By Don Dugdale
Just dealing with the pace of technological change may be the biggest challenge in the era of pervasive networked computing, according to a panel of chief technology officers speaking at SCO Forum96 last month. The advent of the Internet, intranets and widespread access to information have created dangers along with the opportunities, the panel members said, implying that success in IT management will depend on how well one can manage the resulting changes.
Panel members included Rob Gingell, vice president and Sun Fellow with SunSoft (and a UniForum director); Martin Haeberli, director of technology with Netscape Communications; Todd Reece, general manager of Hewlett-Packard's networked computing division; and Glenn Ricart, chief technology officer with Novell.

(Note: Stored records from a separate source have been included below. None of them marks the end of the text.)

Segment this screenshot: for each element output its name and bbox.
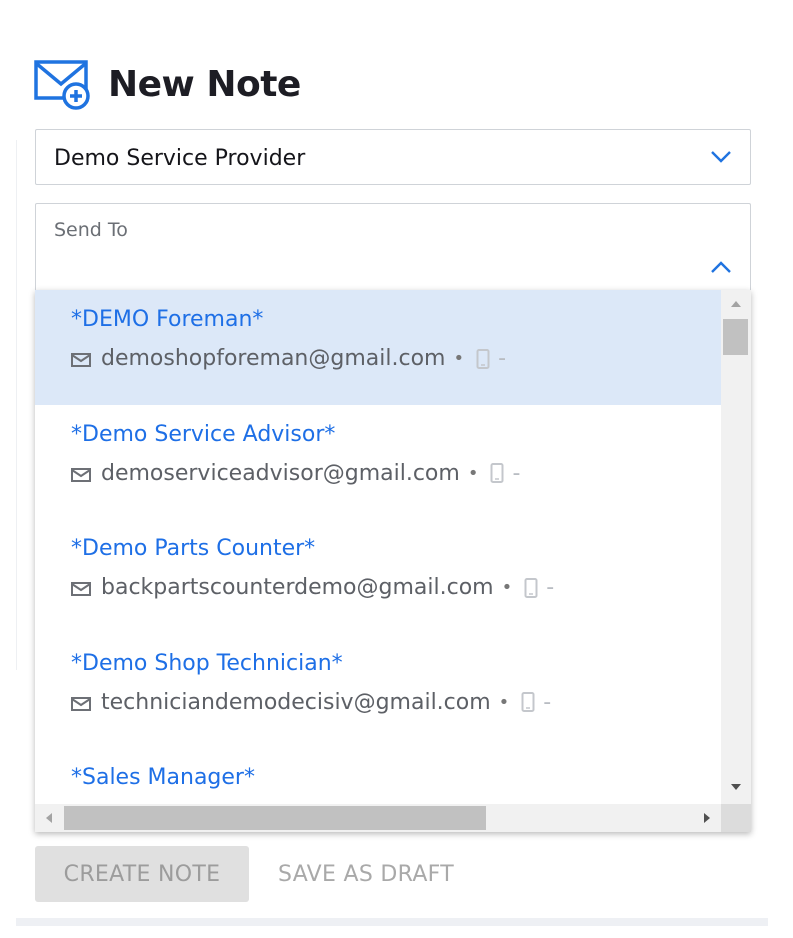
chevron-down-icon[interactable] (710, 150, 732, 164)
recipient-name: *Sales Manager* (71, 765, 255, 790)
mobile-phone-icon (521, 692, 535, 712)
horizontal-scroll-thumb[interactable] (64, 806, 486, 830)
separator-dot: • (453, 348, 465, 369)
recipient-name: *Demo Parts Counter* (71, 536, 316, 561)
mail-add-icon (34, 60, 90, 110)
recipient-email: demoserviceadvisor@gmail.com (101, 460, 460, 486)
chevron-up-icon[interactable] (710, 260, 732, 274)
recipient-option[interactable]: *Demo Parts Counter* backpartscounterdemo… (35, 519, 721, 634)
scroll-up-arrow-icon[interactable] (730, 300, 742, 308)
recipient-name: *Demo Shop Technician* (71, 650, 343, 676)
service-provider-value: Demo Service Provider (54, 146, 306, 171)
separator-dot: • (498, 691, 510, 713)
separator-dot: • (501, 577, 513, 598)
recipient-name: *Demo Service Advisor* (71, 421, 336, 447)
recipient-contact: demoserviceadvisor@gmail.com • - (71, 461, 520, 486)
recipient-contact: demoshopforeman@gmail.com • - (71, 346, 506, 371)
recipient-email: backpartscounterdemo@gmail.com (101, 575, 494, 600)
send-to-label: Send To (54, 219, 128, 241)
recipient-phone: - (498, 346, 507, 371)
recipient-phone: - (512, 460, 521, 486)
panel-edge (16, 140, 17, 670)
recipient-contact: techniciandemodecisiv@gmail.com • - (71, 690, 551, 715)
create-note-button[interactable]: CREATE NOTE (35, 846, 249, 902)
save-as-draft-button[interactable]: SAVE AS DRAFT (256, 846, 476, 902)
recipient-contact: backpartscounterdemo@gmail.com • - (71, 575, 554, 600)
recipient-email: techniciandemodecisiv@gmail.com (101, 689, 491, 715)
footer-divider (16, 918, 768, 926)
separator-dot: • (467, 462, 479, 484)
page-header: New Note (34, 58, 301, 110)
recipient-option[interactable]: *DEMO Foreman* demoshopforeman@gmail.com •… (35, 290, 721, 405)
horizontal-scrollbar[interactable] (35, 804, 721, 832)
recipient-list: *DEMO Foreman* demoshopforeman@gmail.com •… (35, 290, 721, 804)
page-title: New Note (108, 63, 301, 105)
mobile-phone-icon (524, 577, 538, 598)
mail-icon (71, 353, 91, 367)
scroll-left-arrow-icon[interactable] (45, 812, 53, 824)
recipient-option[interactable]: *Sales Manager* (35, 748, 721, 804)
vertical-scroll-thumb[interactable] (723, 319, 748, 355)
mail-icon (71, 467, 91, 482)
recipient-option[interactable]: *Demo Shop Technician* techniciandemodeci… (35, 634, 721, 749)
vertical-scrollbar[interactable] (721, 290, 751, 804)
recipient-name: *DEMO Foreman* (71, 307, 264, 332)
send-to-field[interactable]: Send To (35, 203, 751, 291)
recipient-option[interactable]: *Demo Service Advisor* demoserviceadvisor… (35, 405, 721, 520)
scrollbar-corner (721, 804, 751, 832)
mobile-phone-icon (476, 348, 490, 369)
service-provider-select[interactable]: Demo Service Provider (35, 129, 751, 185)
scroll-down-arrow-icon[interactable] (730, 783, 742, 791)
scroll-right-arrow-icon[interactable] (703, 812, 711, 824)
recipient-email: demoshopforeman@gmail.com (101, 346, 446, 371)
mail-icon (71, 696, 91, 711)
mail-icon (71, 582, 91, 596)
recipient-phone: - (543, 689, 552, 715)
mobile-phone-icon (490, 463, 504, 483)
recipient-dropdown: *DEMO Foreman* demoshopforeman@gmail.com •… (35, 290, 751, 832)
recipient-phone: - (546, 575, 555, 600)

Among competitive businesses, one change that has occurred is that competition is now based more on access to technology and less on the products themselves, Gingell said. For example, Nike and Reebok may not compete on shoes. "They're competing on things like market demographics, pricing models and manufacturing issues, which are all information problems and have nothing really to do with the mechanics of building sneakers. The winners in these marketplaces are likely to be the people that use technologies better than their competitors use them."
"Information systems can't be frozen in one configuration anymore."
Another result, he said, is that information systems can't be frozen in one configuration anymore, resulting in continuous tension. "This is going to create a lot of pressure on the processes by which technology is delivered," Gingell said. "If the network really is the computer, and if the network is perpetually changing by virtue of the fact that every day there's a new machine or a new application or a new operating system, the idea that you can freeze the configuration is now bogus. The victory will go to the people who are able to absorb component technologies without having to revalidate all of their systems. Change is your friend," Gingell concluded. "You're going to have to create software that gets deployed without having to be constructed in the system test environment that we've come to use. You're going to have to get more software and component computing pieces from different places that you absorb more rapidly."
The Other Side of Change
For Reece, rapid change means that the industry has to consider the users' need for stability more than it ever has. "The key challenge we've got ahead of us is the balance between speed and stability," he said. "What we tend to lose sight of is that computing technology has become so pervasive and so much a foundation element in the way people run their businesses, that we need to make sure we're providing that stability and that infrastructure." He said there's a great need for "a class of very simple information appliances that users can plug in and use to get access to information. And it shouldn't take technologists like ourselves or hordes of IT people behind the scenes to hold this system together. We need to aim our innovation toward that model of pervasive computing."
But if the Internet and the Web are harbingers of this computing model, they are not perfect, he warned. "A lot of cracks around the edges are beginning to show right now," Reece said. "We haven't hit the stability level that we really need to aim for if this stuff is to become pervasive. We need to aim for perfection. People aren't going to base their businesses on an accounting system that's imperfect [but] the Internet is as close as we can come today. We aren't that far off, and we now need to figure out new ways of introducing new technologies out there."
"The Internet can't die, because it has been adopted by too many people."
According to Ricart, the Internet can't die, because it has been adopted by too many people. "The Internet is actually past the point on the adoption curve whereby it could die," he said. "Once it's been adopted by 10 percent of the population, it really can't go back, because the curve has to keep going." Ricart's future computing model involves moving from the client/server idea to the client/network model. "We have to move from a network of servers to service provided by the network," he said. "What that means is that we're no longer dependent on any one server." He added that, to move forward faster, software will have to be distributed in smaller, object-based releases and pieces instead of major revisions.
Ubiquitous connectivity is Haeberli's prediction for the future. "It is said perhaps not often enough that the Internet changes everything," he said. "At one extreme you'll see things like global satellite systems being widely leveraged. You'll see Internet connections off a podium like this and certainly in every hotel room and every conference room you go into." He also predicted that the Java programming language will become pervasive. "The good news is that Java is portable across a wide range of platforms, and the bad news is that there are still some devils or gods in the details. You find that things like filename lengths become critical issues that constrain whether a piece of Java code will run on a given platform. Also, Java implementations on a wide range of platforms aren't up to snuff yet. So we in the industry should continue to push that forward to give software developers and innovators a context for rapid innovation."
Change will not come without hiccups, the panelists warned. Both Gingell and Ricart predicted a "major computing disaster" by the year 2000, perhaps due to a security breach. And Haeberli forecasted "earthquakes" as more new technology is rapidly accepted on the leading edge, but old technology remains in use in many sectors. "Internet technology creates a kind of meta-infrastructure for change, where we can have the earthquakes," Haeberli said. "But the center of mass is actually moving slowly. I guarantee that there are still paper tape punches and readers being used to control machine tools in this country, even though paper tape has been obsolete for one or two decades."